Zum nächsten, also so um Ostern, hofft Karl-Heinz schon dabei zu sein. Sobald ich Näheres erfahre, bekommst Du Nachricht. Leider dauert es ja allerhand Zeit, bist Du die Post bekommst! Inzwischen hoffe ich, daß Du nun Glück hast! Hoffentlich bist Du jetzt bei der strengen Kälte gesund? Auch hier weht ein scharfer Wind! Ost! Mir geht es gut. Nun habe ich ja wieder Mut! – Gestern bekam ich wieder Einquartierung, einen Feldwebel, ich glaube aktiv, Infanterie. Er stammt aus dem Osten, hat Polen mitgemacht, ist Träger des eisernen Kreuzes. Näheres weiß ich noch nicht! Ich habe ihm das Schlafzimmer gegeben. Ich schlafe mit Hanni im Zimmer vorn, das ist praktischer! Zu Weihnachten mache ich ein kleines Bäumchen im Nähzimmer. Die Hauptfiguren der Krippe hole ich mir herunter. Hier im Zimmerchen kann ich heizen, vorne ist es zu kalt. Unten ist es doch kälter als oben. Und wo Du nicht da bist, habe ich auch keine Lust, viel zu machen.

Inzwischen hoffe ich, daß die Päckchen von mir angekommen sind. War noch alles in Ordnung? Hoffentlich schmeckt Dir alles, es ist alles selbstgebacken, nichts gekauft! Mach Dir die Tage so schön, wie Du nur kannst. Ihr habt dann doch wohl keinen Dienst? Kerzen + Lametta für Euer Bäumchen hast Du wohl auch gefunden? Das Buch ist für einige stille Stunden. Dein Hauptgeschenk ist hoffentlich der Ring. Ich habe meine Brosche geopfert, es ist aber noch zu wenig Gold, 1-1 ½ gr. muß ich noch haben. Vielleicht kann

Herr Stock der Goldschmiedemeister noch etwas dazu tun. Diese Woche muß ich noch mal hin, dann sagt er mir Bescheid! Vor Weihnachten bekomme ich ihn nicht mehr. Na, das wäre ja gleich! Sollte es wider Erwarten nichts werden wegen des fehlenden Goldes, dann bekommst Du eine schöne Uhr, dann später den Ring. Außerdem habe ich Dir die beiden Bildchen einrahmen lassen, die Radierung (Beethoven-Haus + die Paradiesvögel. Beide sind sehr schön geworden und hängen in Deinem Zimmer. Das wäre dann mit den Päckchen mein Geschenk! Bist Du zufrieden? Was ich für die Kinder und die andern habe, schrieb ich Dir ja schon. Wie ich mir die drei Feiertage einrichte, weiß ich noch nicht! Mal sehen, jetzt wo ich ja auch Einquartierung habe.
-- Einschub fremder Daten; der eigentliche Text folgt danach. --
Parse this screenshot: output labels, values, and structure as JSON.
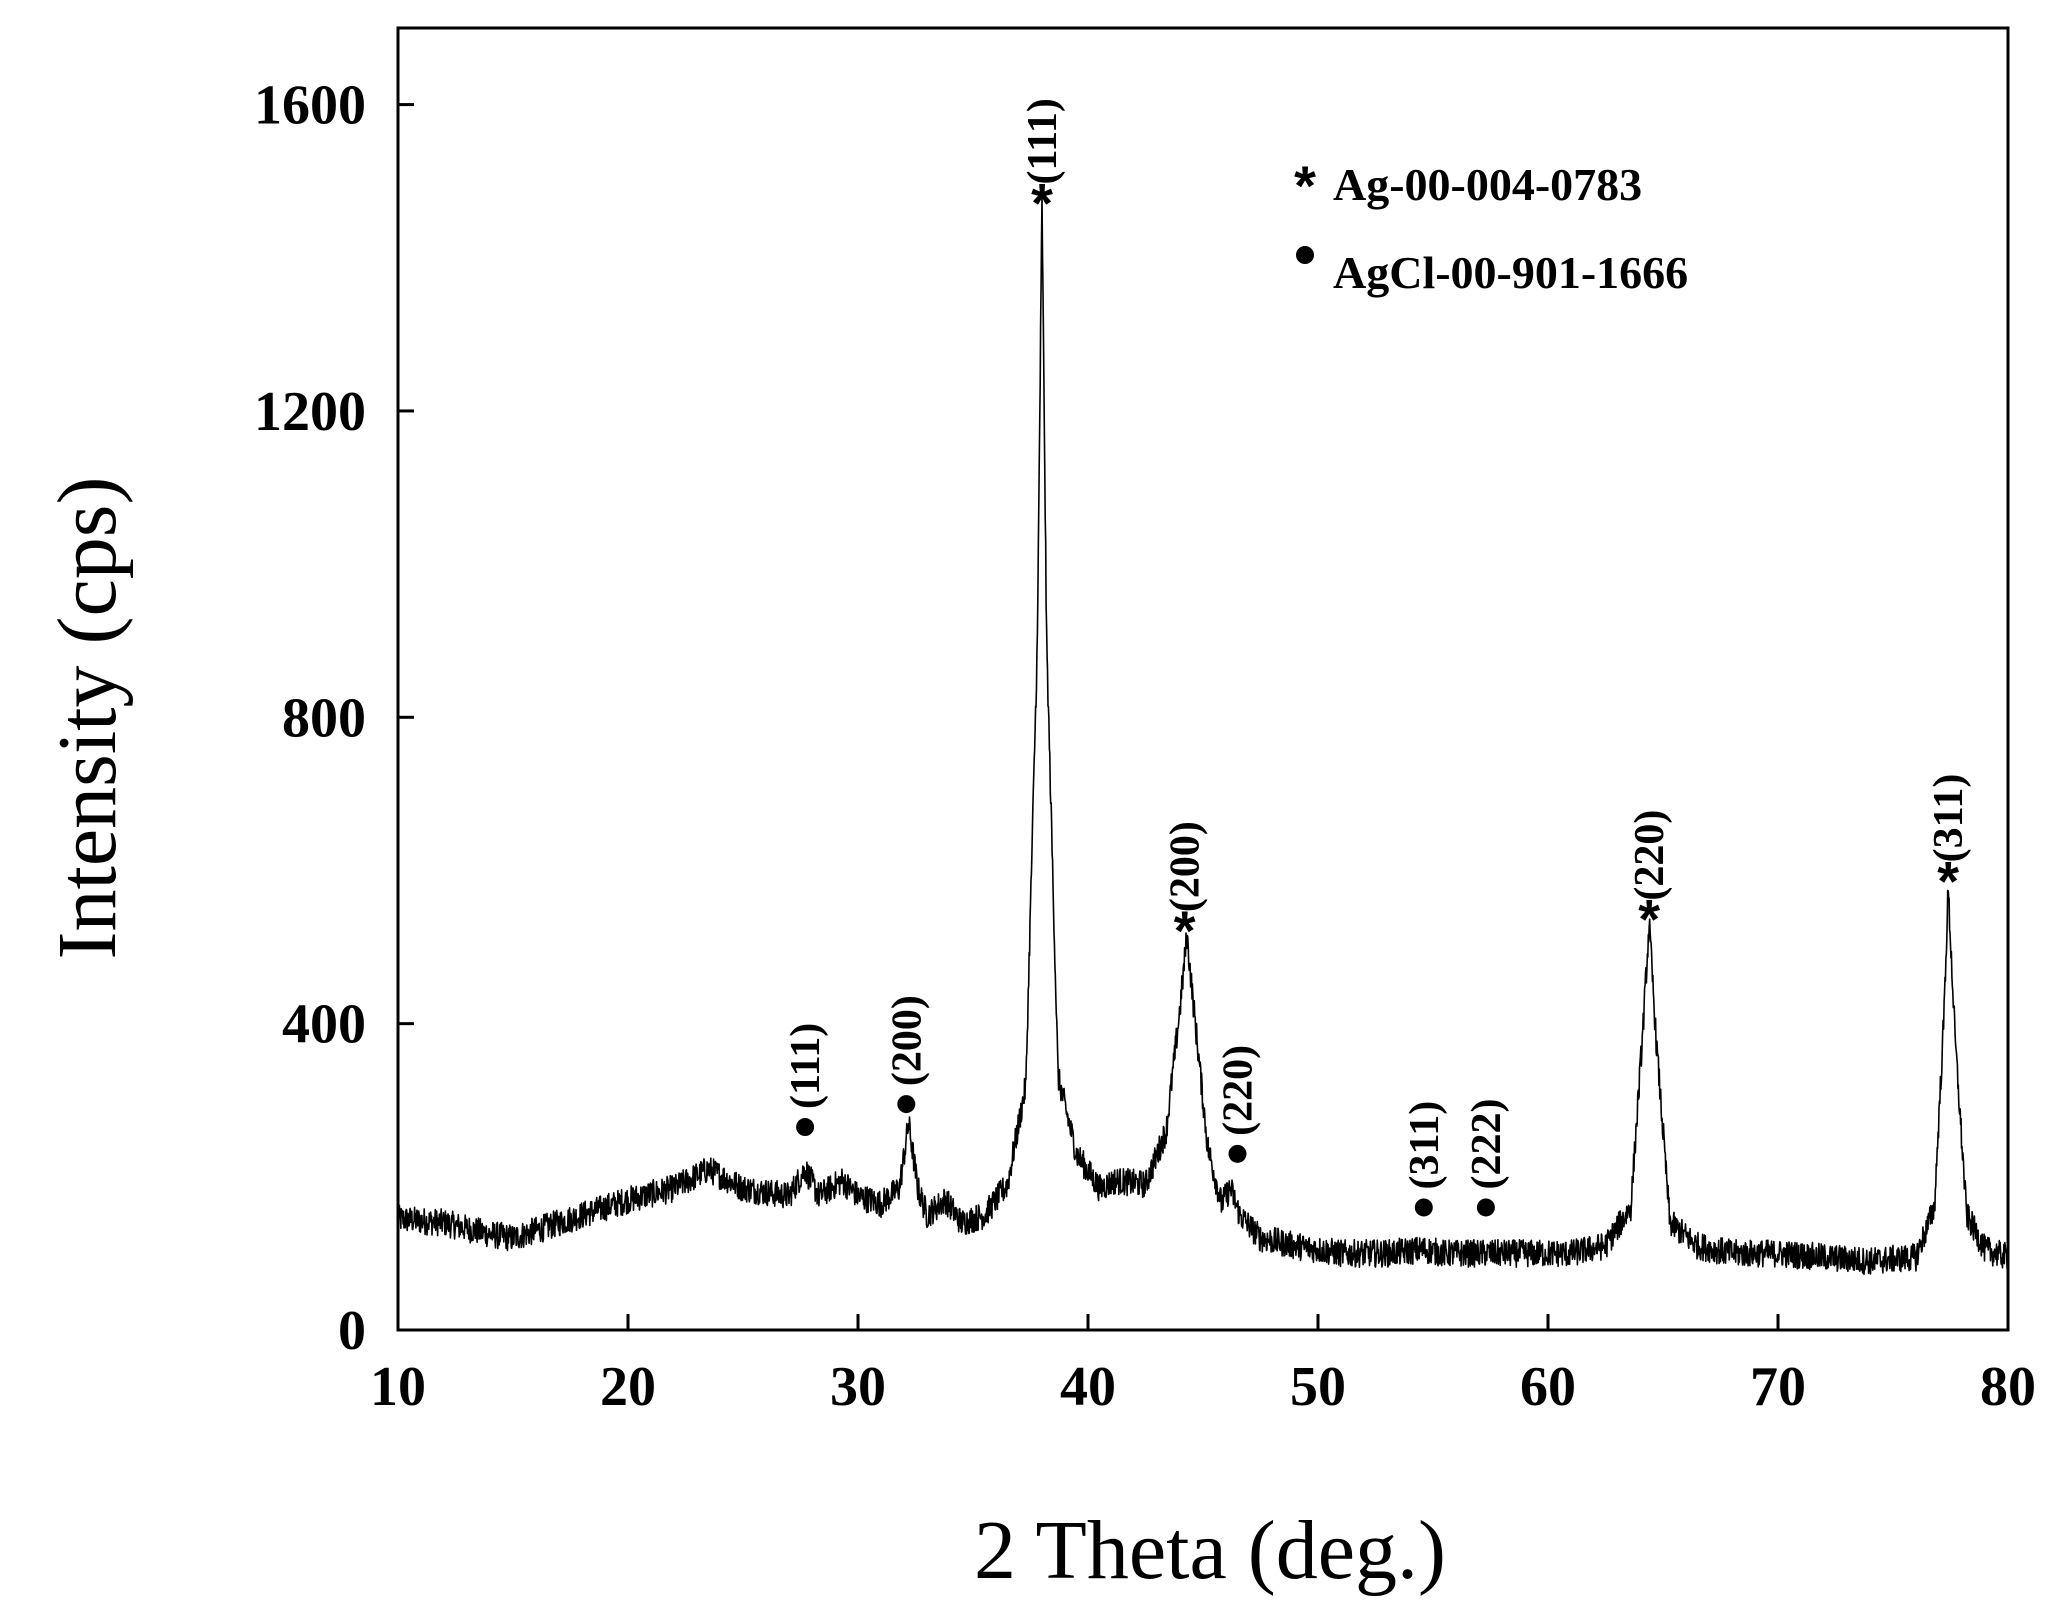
{
  "chart_data": {
    "type": "line",
    "xlabel": "2 Theta (deg.)",
    "ylabel": "Intensity (cps)",
    "xlim": [
      10,
      80
    ],
    "ylim": [
      0,
      1700
    ],
    "xticks": [
      10,
      20,
      30,
      40,
      50,
      60,
      70,
      80
    ],
    "yticks": [
      0,
      400,
      800,
      1200,
      1600
    ],
    "grid": false,
    "legend": {
      "placement": "top-right",
      "entries": [
        {
          "marker": "star",
          "label": "Ag-00-004-0783"
        },
        {
          "marker": "dot",
          "label": "AgCl-00-901-1666"
        }
      ]
    },
    "series": [
      {
        "x": [
          10,
          12,
          14,
          15,
          16,
          18,
          20,
          22,
          23.5,
          25,
          27,
          27.7,
          28.3,
          29.3,
          30,
          31,
          31.8,
          32.2,
          32.6,
          33,
          33.8,
          34.5,
          35.5,
          36.5,
          37.3,
          37.8,
          38.0,
          38.2,
          38.7,
          39.5,
          40.5,
          41.2,
          42.5,
          43.4,
          44.0,
          44.3,
          44.6,
          45.2,
          45.8,
          46.2,
          46.6,
          47.5,
          49,
          51,
          53,
          54.6,
          55.5,
          57.3,
          59,
          61,
          62.5,
          63.6,
          64.1,
          64.4,
          64.7,
          65.3,
          66.5,
          68,
          70,
          72,
          74,
          76,
          76.8,
          77.2,
          77.4,
          77.7,
          78.2,
          79,
          80
        ],
        "y": [
          145,
          140,
          125,
          120,
          130,
          150,
          170,
          185,
          210,
          185,
          175,
          210,
          175,
          195,
          175,
          165,
          185,
          270,
          185,
          150,
          170,
          140,
          150,
          190,
          320,
          900,
          1470,
          900,
          330,
          230,
          185,
          195,
          190,
          260,
          420,
          515,
          420,
          240,
          165,
          185,
          150,
          120,
          110,
          100,
          100,
          105,
          100,
          100,
          100,
          100,
          110,
          160,
          380,
          530,
          380,
          140,
          110,
          100,
          100,
          95,
          90,
          95,
          160,
          400,
          575,
          380,
          150,
          105,
          95
        ]
      }
    ],
    "annotations": [
      {
        "x": 27.7,
        "y": 265,
        "marker": "dot",
        "label": "(111)"
      },
      {
        "x": 32.1,
        "y": 295,
        "marker": "dot",
        "label": "(200)"
      },
      {
        "x": 38.0,
        "y": 1480,
        "marker": "star",
        "label": "(111)"
      },
      {
        "x": 44.2,
        "y": 530,
        "marker": "star",
        "label": "(200)"
      },
      {
        "x": 46.5,
        "y": 230,
        "marker": "dot",
        "label": "(220)"
      },
      {
        "x": 54.6,
        "y": 160,
        "marker": "dot",
        "label": "(311)"
      },
      {
        "x": 57.3,
        "y": 160,
        "marker": "dot",
        "label": "(222)"
      },
      {
        "x": 64.4,
        "y": 545,
        "marker": "star",
        "label": "(220)"
      },
      {
        "x": 77.4,
        "y": 595,
        "marker": "star",
        "label": "(311)"
      }
    ]
  }
}
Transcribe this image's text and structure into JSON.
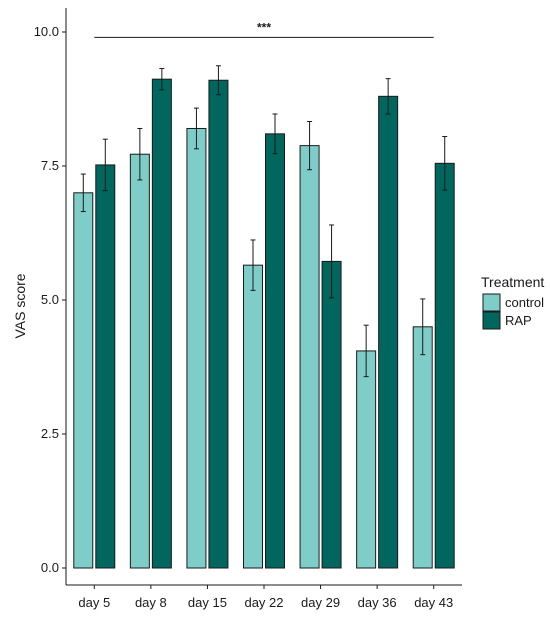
{
  "chart_data": {
    "type": "bar",
    "title": "",
    "xlabel": "",
    "ylabel": "VAS score",
    "ylim": [
      0,
      10.5
    ],
    "yticks": [
      "0.0",
      "2.5",
      "5.0",
      "7.5",
      "10.0"
    ],
    "categories": [
      "day 5",
      "day 8",
      "day 15",
      "day 22",
      "day 29",
      "day 36",
      "day 43"
    ],
    "series": [
      {
        "name": "control",
        "color": "#7fcdc8",
        "values": [
          7.0,
          7.72,
          8.2,
          5.65,
          7.88,
          4.05,
          4.5
        ],
        "errors": [
          0.35,
          0.48,
          0.38,
          0.47,
          0.45,
          0.48,
          0.52
        ]
      },
      {
        "name": "RAP",
        "color": "#00665e",
        "values": [
          7.52,
          9.12,
          9.1,
          8.1,
          5.72,
          8.8,
          7.55
        ],
        "errors": [
          0.48,
          0.2,
          0.27,
          0.37,
          0.68,
          0.33,
          0.5
        ]
      }
    ],
    "legend": {
      "title": "Treatment",
      "position": "right"
    },
    "significance": {
      "label": "***",
      "from_category": "day 5",
      "to_category": "day 43",
      "y": 9.9
    },
    "grid": false
  }
}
Jedenfalls werden meine Gedanken bei Dir sein, bes. des Morgens, während der Christmette + gleich nachher! Ob Du auch mal zur Kirche kommst an den Tagen? Ich dächte mir das schön dort in der verschneiten Eifel so ½-1 Stunde zur Kirche zu pilgern. Also mein Kind nochmals ein schönes Fest! Ihr habt doch auch sicher eine Feier + Bescherung! Feiere froh + zufrieden. Ich tue dasselbe.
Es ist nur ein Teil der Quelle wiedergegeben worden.